Even with a functional core, you'll also have an imperative shell. You can still test that, too, such as the Post
method. It isn't referentially transparent, so you might be inclined to use mocks and stubs, but I instead recommend state-based testing with a Fake database.
Conclusion #
Good names are important, but don't let good names, alone, lull you into a false sense of security. All it takes is one vaguely named wrapper object, and all the information in your meticulously named methods is lost.
This is one of many reasons I try to design with static types instead of names. Not that I dismiss the value of good names. After all, you'll have to give your types good names as well.
Types are more robust in the face of inadvertent changes; or, rather, they tend to resist when we try to do something stupid. I suppose that's what lovers of dynamically typed languages feel as 'friction'. In my mind, it's entirely opposite. Types keep me honest.
Unfortunately, most type systems don't offer an adequate degree of safety. Even in F#, which has a great type system, you can introduce impure actions into what you thought was a pure function, and you'd be none the wiser. That's one of the reasons I find Haskell so interesting. Because of the way IO works, you can't inadvertently sweep surprises under the rug.
Comments
I find the idea of the impure/pure/impure sandwich rather interesting and I agree with the benefits that it yields. However, I was wondering about where to move synchronization logic, i.e. the reservation system should avoid double bookings. With the initial TrySave approach it would be clear for me where to put this logic: the synchonrization mechanism should be part of the TrySave method. With the impure/pure/impure sandwich, it will move out to the most outer layern (HTTP Controller) - at least this is how I'd see it. My feelings tells me that this is a bit smelly, but I can't really pin point why I think so. Can you give some advice on this? How would you solve that?
Johannes, thank you for writing. There are several ways to address that issue, depending on what sort of trade-off you're looking for. There's always a trade-off.

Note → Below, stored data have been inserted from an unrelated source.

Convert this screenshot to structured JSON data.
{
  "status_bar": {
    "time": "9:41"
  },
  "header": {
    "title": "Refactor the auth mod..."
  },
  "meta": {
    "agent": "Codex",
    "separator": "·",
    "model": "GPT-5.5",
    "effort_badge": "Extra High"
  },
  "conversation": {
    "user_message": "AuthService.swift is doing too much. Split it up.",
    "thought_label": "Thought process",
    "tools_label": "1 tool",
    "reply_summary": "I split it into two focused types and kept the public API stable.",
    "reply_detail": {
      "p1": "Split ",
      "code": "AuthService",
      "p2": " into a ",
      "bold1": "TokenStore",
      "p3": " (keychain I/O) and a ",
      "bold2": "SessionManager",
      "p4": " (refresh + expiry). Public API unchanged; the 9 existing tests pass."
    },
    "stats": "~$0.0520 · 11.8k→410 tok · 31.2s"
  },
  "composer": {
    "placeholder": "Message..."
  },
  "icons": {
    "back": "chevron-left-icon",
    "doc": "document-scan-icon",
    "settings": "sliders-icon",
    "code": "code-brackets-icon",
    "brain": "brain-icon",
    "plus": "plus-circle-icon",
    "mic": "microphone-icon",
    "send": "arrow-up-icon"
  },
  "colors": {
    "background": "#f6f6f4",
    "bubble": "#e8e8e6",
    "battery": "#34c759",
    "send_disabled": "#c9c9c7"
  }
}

You can address the issue with a lock-free architecture. This typically involves expressing the desired action as a Command and putting it on a durable queue. If you combine that with a single-threaded, single-instance Actor that pulls Commands off the queue, you need no further transaction processing, because the architecture itself serialises writes. You can find plenty of examples of such an architecture on the internet, including (IIRC) my Pluralsight course Functional Architecture with F#.
Another option is to simply surround the impureim sandwich with a TransactionScope (if you're on .NET, that is).